Uzun zamandır bu kadar keyifli bir oyun izlemediğimi itiraf etmeliyim. Çevremiz, yüksek sanat (!) aşkının alengirli yorumları ile tanınmaz hale getirilmişi klasik oyunlar ile doluyken, Şatonun Altında Oyunu, tiyatronun özünde yatan ‘basitliğin’ doğru kullanıldığında ne kadar güçlü bir izlek yaratabildiğini bizlere çarpıcı bir biçimde gösteriyor.

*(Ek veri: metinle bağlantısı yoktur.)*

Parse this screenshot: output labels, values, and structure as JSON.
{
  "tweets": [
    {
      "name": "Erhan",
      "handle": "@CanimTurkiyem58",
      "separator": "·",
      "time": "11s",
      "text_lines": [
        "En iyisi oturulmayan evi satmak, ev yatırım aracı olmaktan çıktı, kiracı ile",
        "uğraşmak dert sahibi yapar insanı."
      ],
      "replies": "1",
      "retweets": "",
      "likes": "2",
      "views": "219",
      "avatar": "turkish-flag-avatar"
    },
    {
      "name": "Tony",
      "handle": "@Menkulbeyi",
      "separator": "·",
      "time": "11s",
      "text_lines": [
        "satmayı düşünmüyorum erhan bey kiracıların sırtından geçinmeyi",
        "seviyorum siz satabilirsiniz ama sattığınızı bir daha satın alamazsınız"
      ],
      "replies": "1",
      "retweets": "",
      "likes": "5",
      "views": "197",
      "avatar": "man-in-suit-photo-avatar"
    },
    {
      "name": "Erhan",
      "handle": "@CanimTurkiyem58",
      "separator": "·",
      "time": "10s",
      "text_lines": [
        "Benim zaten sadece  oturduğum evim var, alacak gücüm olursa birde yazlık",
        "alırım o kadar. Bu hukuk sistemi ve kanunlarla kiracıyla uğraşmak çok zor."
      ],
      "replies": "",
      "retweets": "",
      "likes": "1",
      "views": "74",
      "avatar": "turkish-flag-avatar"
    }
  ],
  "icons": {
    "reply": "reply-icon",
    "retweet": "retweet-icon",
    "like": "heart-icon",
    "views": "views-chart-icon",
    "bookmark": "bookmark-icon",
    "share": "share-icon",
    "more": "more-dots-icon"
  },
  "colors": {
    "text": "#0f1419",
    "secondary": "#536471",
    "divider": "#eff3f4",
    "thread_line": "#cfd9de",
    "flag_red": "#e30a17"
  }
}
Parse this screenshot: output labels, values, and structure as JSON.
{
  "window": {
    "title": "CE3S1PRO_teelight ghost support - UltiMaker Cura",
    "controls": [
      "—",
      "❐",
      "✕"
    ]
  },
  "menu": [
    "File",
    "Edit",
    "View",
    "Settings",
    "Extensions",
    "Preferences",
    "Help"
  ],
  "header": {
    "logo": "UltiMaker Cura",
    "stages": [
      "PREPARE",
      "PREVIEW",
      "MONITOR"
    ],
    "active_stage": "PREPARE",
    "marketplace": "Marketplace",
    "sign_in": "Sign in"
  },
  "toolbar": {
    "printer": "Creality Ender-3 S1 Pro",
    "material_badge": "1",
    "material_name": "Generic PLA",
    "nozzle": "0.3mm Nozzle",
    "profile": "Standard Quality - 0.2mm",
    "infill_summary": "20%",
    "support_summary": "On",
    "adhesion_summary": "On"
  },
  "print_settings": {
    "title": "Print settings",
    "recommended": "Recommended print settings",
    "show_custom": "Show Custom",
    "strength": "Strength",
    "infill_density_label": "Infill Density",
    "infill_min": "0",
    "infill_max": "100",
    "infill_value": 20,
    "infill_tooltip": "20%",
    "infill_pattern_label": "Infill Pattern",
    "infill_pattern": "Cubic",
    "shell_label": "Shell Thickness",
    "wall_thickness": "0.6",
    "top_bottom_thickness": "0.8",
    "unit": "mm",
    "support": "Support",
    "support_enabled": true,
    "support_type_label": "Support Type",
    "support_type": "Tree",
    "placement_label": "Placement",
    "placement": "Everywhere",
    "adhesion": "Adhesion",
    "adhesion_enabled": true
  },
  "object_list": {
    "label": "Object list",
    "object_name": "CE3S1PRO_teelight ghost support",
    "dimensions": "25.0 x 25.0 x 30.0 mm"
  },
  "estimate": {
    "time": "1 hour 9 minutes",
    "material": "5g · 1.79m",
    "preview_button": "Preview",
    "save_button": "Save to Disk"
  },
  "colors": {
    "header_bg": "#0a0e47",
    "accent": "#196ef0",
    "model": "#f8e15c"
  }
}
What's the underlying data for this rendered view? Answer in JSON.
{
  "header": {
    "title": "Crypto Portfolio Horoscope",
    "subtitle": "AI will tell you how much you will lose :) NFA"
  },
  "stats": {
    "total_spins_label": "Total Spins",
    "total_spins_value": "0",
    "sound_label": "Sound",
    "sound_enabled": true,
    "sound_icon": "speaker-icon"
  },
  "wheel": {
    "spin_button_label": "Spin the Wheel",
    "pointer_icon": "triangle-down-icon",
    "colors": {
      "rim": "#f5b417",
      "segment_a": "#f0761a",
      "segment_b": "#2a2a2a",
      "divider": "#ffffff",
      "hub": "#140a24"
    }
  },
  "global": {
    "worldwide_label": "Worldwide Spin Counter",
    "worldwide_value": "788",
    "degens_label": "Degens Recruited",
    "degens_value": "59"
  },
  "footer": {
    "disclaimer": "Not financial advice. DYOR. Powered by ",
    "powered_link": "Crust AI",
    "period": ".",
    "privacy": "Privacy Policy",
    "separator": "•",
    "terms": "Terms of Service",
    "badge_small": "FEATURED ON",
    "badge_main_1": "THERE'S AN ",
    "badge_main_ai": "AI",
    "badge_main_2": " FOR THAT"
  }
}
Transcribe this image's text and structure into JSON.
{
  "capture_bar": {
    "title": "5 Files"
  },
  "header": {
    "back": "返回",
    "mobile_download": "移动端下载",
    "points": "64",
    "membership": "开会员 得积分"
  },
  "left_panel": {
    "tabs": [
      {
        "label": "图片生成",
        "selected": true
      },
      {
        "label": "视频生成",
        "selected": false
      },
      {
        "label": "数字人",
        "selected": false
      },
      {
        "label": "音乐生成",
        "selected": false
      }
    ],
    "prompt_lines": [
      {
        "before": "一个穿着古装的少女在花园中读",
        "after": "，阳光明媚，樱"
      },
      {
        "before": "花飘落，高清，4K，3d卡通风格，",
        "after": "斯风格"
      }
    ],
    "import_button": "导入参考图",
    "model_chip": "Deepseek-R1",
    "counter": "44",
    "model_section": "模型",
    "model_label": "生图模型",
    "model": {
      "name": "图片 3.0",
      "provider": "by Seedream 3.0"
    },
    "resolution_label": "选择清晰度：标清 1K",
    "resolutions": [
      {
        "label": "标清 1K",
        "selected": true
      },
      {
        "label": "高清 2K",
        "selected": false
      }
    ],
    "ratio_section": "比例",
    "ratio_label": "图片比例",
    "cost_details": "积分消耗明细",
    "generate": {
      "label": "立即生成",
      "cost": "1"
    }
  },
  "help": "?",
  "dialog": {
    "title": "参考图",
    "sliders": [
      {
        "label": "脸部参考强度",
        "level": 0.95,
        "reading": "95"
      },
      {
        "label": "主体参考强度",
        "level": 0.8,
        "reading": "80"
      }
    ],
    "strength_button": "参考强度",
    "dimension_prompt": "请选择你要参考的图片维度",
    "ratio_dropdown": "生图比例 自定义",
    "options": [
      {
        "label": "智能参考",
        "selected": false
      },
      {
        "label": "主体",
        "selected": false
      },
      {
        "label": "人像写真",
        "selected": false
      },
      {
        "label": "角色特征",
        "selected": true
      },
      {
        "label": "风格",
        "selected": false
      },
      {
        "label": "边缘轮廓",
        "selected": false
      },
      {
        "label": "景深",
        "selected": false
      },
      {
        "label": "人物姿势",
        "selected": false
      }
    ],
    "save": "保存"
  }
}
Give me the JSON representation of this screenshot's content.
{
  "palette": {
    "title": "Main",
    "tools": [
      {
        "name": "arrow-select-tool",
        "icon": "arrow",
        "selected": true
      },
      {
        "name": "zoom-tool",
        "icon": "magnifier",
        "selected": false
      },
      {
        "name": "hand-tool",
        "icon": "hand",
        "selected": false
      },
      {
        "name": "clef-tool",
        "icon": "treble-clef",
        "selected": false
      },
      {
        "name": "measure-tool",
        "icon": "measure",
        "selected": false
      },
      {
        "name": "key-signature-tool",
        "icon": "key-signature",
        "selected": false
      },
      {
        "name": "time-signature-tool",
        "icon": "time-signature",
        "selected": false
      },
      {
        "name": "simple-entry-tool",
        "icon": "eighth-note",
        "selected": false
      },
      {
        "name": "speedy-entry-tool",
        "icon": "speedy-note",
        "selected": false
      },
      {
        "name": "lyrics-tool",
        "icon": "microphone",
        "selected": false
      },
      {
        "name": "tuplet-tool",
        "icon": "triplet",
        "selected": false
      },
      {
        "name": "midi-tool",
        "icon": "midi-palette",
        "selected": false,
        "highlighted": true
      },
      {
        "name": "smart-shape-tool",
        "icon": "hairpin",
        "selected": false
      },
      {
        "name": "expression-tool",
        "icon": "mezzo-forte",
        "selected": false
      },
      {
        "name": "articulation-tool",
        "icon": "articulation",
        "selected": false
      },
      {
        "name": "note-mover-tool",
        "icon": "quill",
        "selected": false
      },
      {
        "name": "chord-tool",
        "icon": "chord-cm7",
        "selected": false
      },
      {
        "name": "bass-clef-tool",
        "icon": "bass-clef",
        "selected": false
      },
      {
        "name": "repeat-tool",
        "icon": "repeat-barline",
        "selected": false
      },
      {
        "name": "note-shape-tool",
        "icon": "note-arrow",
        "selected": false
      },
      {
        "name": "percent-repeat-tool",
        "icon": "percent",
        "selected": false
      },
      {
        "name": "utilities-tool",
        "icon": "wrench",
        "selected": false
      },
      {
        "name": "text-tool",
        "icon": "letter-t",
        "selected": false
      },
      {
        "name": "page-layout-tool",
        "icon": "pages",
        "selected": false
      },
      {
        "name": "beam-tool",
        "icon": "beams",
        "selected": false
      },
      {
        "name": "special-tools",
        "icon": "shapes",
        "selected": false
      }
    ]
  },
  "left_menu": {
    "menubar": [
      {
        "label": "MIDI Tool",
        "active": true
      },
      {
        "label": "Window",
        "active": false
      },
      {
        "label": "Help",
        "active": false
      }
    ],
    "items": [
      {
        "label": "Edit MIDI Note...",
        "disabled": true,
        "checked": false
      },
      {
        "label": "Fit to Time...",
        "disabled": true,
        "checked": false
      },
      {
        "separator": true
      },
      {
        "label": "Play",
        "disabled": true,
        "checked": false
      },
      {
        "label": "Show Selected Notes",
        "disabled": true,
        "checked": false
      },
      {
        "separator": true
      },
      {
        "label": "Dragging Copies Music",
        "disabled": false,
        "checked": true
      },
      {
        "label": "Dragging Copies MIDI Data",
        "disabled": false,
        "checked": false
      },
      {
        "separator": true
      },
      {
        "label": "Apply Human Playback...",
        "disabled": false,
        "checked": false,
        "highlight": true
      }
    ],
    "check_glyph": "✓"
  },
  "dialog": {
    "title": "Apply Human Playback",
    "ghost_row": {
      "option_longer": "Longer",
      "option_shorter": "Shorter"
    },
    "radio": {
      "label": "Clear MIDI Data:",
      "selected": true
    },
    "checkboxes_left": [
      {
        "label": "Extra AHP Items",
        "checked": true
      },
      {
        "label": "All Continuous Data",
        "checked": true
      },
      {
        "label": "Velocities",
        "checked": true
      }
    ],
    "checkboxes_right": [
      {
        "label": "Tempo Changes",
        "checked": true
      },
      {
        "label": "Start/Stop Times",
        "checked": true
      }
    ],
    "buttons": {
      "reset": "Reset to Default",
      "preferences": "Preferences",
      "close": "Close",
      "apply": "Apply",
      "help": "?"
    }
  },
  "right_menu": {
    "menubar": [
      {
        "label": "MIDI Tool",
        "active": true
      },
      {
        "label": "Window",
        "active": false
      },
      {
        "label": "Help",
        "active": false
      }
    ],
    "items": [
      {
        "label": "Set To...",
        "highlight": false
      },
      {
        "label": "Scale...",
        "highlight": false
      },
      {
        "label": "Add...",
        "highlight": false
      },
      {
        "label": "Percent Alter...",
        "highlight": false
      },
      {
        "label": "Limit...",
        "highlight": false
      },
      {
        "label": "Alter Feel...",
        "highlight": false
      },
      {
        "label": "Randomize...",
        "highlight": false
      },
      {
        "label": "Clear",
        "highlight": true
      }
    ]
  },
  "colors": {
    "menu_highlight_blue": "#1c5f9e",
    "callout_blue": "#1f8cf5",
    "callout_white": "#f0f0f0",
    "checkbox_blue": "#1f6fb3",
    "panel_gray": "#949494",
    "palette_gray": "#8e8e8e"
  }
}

Uzun zamandır bu kadar iyi çalışılmış, ince detaylarına kadar hakkı verilmeye çalışılmış oyunculuklar izlememiştim. Po ve Mei adındaki bu iki sevimli ucube, sahnede ismim ya da varlığım bile yeter diye düşünerek, rolüne asgari zaman ve emeği harcamaktan imtina eden oyunculara çarpıcı bir ders adeta.
Ancak;
Oyunun hikayesi harika bir fikir ile yola koyuluyor; ‘Macbeth’i bir de sarayın iki çamaşırcısından dinleyin’. Bildiğimiz bir hikayeyi bize ilginç bir biçimde anlatan iki çamaşırcıdan daha da ötesini umuyoruz. Ama olmuyor. Hikaye sanki kendini yalnızca bir sahneleme biçimi şeklinde var etmeye çalışıyor. Biçimin altında kaybolup gidiyor ya da bir köşeden ürkekçe Po ve Mei’nin mizansenlerini seyrediyor. Duncan’nın kanlı çarşaflarının iki çamaşırcının önüne gelmesi ile hayatlarının nasıl etkilendiğini görüyoruz. ‘Sabahlara kadar yıkadık ama kan lekeleri çıkmadı’. Bu heyecanı, sadece bir-iki dakikalık mizansenler ve replikler ile değil, hikayenin tüm dokusunda hissetmek istiyoruz. Ama olmuyor. Üstelik bazı komik mizansenlerin abartılması ile ne izlediğimizi bile unuttuğumuz oluyor. Yer yer harika bir sirk gösterisi izliyormuş hissine kapılıyoruz.
Şiirsel dil ile alay edilen yerlerle bu alaycılığın dışında kalan Po ve Mei ‘nin kendi şiirsel replikleri de mevcut. Bu ikisi yer yer birbirine karışıyor. Bu kısımlarda seyirciler olarak ne hissetmemiz gerektiği konusunda bocalıyoruz. Alay mı ediyorlar? Yoksa ciddiler mi? Ciddi iseler neden tedirginler?
Reji tercihi olduğu ve neden olduğu gayet anlaşılıyor ama oyun bitiminde, Pınar Akkuzu ve Gülden Arsal’ı alkışlayamamış olmanın burukluğu kalıyor üzerimizde, onların yerine Po ve Mei’yi alkışlamak ile yetiniyoruz.